Kabaosmanoğlu, doğa tahribatına karşı verdiği mücadelesiyle tanınan bir sanatçı olarak, bu türküyle sadece Reşit Kibar'ı değil, Türkiye'nin dört bir yanında çevreyi savunan tüm doğa aktivistlerini onurlandırmayı hedeflediğini belirtti. Kendi çocukluk dönemindeki devlet ve doğa ilişkisini hatırlatan sanatçı, günümüzde bu dengeyi korumak zorunda kalan vatandaşların mücadelesine dikkat çekti:
"Biz çocukluğumuzda, devlet doğayı vatandaştan korurdu. Şimdi ise vatandaş, doğayı devletin yanlış uygulamalarından ve doğayı para olarak gören kötü niyetli kişilerden korumak zorunda kalıyor. Artık doğayı, yeşili sadece rant ve dolar gözüyle gören bir zihniyetle karşı karşıyayız. HES’ler, maden ocakları, taş ocakları aracılığıyla doğa tahrip edilmeye çalışılıyor. Bu anlamda, çevreye duyarlı ve doğaya sahip çıkan insanlar olarak bizler, doğayı korumak için elimizden geleni yapmak zorundayız."

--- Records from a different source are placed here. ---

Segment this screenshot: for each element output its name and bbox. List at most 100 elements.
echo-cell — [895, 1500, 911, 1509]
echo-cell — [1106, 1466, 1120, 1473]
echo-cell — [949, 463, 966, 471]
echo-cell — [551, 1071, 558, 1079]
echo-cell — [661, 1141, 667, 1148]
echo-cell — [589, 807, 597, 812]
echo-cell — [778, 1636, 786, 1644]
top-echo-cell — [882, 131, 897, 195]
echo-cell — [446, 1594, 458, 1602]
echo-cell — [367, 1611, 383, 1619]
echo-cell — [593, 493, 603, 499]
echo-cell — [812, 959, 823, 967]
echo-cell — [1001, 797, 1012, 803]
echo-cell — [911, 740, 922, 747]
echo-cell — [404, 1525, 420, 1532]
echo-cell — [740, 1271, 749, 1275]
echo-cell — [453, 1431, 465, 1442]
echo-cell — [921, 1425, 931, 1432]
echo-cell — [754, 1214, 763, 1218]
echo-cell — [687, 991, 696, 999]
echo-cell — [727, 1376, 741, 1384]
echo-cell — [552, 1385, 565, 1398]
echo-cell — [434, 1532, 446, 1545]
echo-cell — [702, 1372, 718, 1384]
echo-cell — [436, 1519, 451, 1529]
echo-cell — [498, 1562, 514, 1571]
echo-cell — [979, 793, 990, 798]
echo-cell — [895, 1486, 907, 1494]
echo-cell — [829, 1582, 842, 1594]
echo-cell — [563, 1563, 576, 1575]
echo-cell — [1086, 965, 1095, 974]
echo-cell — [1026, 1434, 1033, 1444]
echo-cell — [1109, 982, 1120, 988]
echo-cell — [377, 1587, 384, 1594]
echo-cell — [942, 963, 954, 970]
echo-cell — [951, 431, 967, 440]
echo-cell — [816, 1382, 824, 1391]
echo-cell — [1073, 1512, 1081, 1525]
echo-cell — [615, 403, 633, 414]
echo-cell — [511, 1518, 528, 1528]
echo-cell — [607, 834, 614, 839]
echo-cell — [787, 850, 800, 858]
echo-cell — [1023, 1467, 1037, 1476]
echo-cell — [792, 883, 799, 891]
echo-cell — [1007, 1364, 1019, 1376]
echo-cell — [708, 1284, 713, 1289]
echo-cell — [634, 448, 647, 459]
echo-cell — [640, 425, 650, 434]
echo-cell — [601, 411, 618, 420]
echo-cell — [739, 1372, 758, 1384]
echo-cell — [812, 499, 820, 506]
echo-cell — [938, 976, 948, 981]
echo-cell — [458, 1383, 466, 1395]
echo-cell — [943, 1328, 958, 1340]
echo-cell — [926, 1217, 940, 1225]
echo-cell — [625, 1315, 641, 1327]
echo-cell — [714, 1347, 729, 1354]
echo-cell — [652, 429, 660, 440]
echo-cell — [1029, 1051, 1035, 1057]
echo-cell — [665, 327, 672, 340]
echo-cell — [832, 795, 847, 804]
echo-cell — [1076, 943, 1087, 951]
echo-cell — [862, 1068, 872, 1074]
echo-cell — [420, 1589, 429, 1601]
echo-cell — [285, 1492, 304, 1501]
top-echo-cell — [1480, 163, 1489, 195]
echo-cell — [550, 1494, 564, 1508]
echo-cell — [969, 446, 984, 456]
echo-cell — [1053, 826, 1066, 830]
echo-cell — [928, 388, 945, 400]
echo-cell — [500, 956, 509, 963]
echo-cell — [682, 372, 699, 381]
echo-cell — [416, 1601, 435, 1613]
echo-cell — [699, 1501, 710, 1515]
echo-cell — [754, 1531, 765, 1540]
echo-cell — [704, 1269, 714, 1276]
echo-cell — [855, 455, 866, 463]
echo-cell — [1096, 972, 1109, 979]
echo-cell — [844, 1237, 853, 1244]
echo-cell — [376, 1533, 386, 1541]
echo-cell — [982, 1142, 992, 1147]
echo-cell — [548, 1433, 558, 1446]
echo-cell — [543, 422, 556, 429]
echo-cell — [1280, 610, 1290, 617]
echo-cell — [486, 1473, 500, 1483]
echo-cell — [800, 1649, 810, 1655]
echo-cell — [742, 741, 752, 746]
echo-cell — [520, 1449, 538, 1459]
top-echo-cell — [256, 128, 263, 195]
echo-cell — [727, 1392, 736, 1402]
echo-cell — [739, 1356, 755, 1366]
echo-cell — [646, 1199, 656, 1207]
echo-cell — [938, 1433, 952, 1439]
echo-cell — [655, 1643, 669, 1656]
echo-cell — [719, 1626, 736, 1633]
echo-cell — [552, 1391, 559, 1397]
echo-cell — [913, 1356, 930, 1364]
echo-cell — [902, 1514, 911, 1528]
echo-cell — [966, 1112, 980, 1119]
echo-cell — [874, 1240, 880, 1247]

Kabaosmanoğlu, çevre tahribatının sadece bir bölgesel sorun olmadığını, ülke genelinde HES projeleri, maden ve taş ocakları gibi yatırımların doğanın dengesini bozduğunu vurguladı. Bu tür projelerin ülke ekonomisine anlamlı bir katkı sağlamadığını savunan sanatçı, Cankurtaran’da da benzer bir tehdidin yaşandığını belirterek şu ifadeleri kullandı:
"Bu ülkede mesire alanları, maden çıkarma hevesi ve hidroelektrik santralleri kuruldu ama ne oldu? Ülkemizin ekonomisine ne kadar katkıda bulunuldu ki? Bugün Cankurtaran’da da bir mesire alanı ya da maden çıkarma amacıyla doğayı katlediyorlar. Bu tür projelerle doğanın dengesini bozuyorlar. Ben de bu mücadeleyi veren arkadaşlarımızı canı gönülden destekliyorum. Bu anlamda böyle bir türküyle onlara destek olmak, mücadelelerine ortak olmak istedim."
Yaşar Kabaosmanoğlu’nun bu duyarlı ve anlamlı çalışması, Artvin'deki çevre savunucularının mücadelesine sanatsal bir destek sağlarken, yerel halkın doğa tahribatına karşı verdiği direnişi de ölümsüzleştiriyor.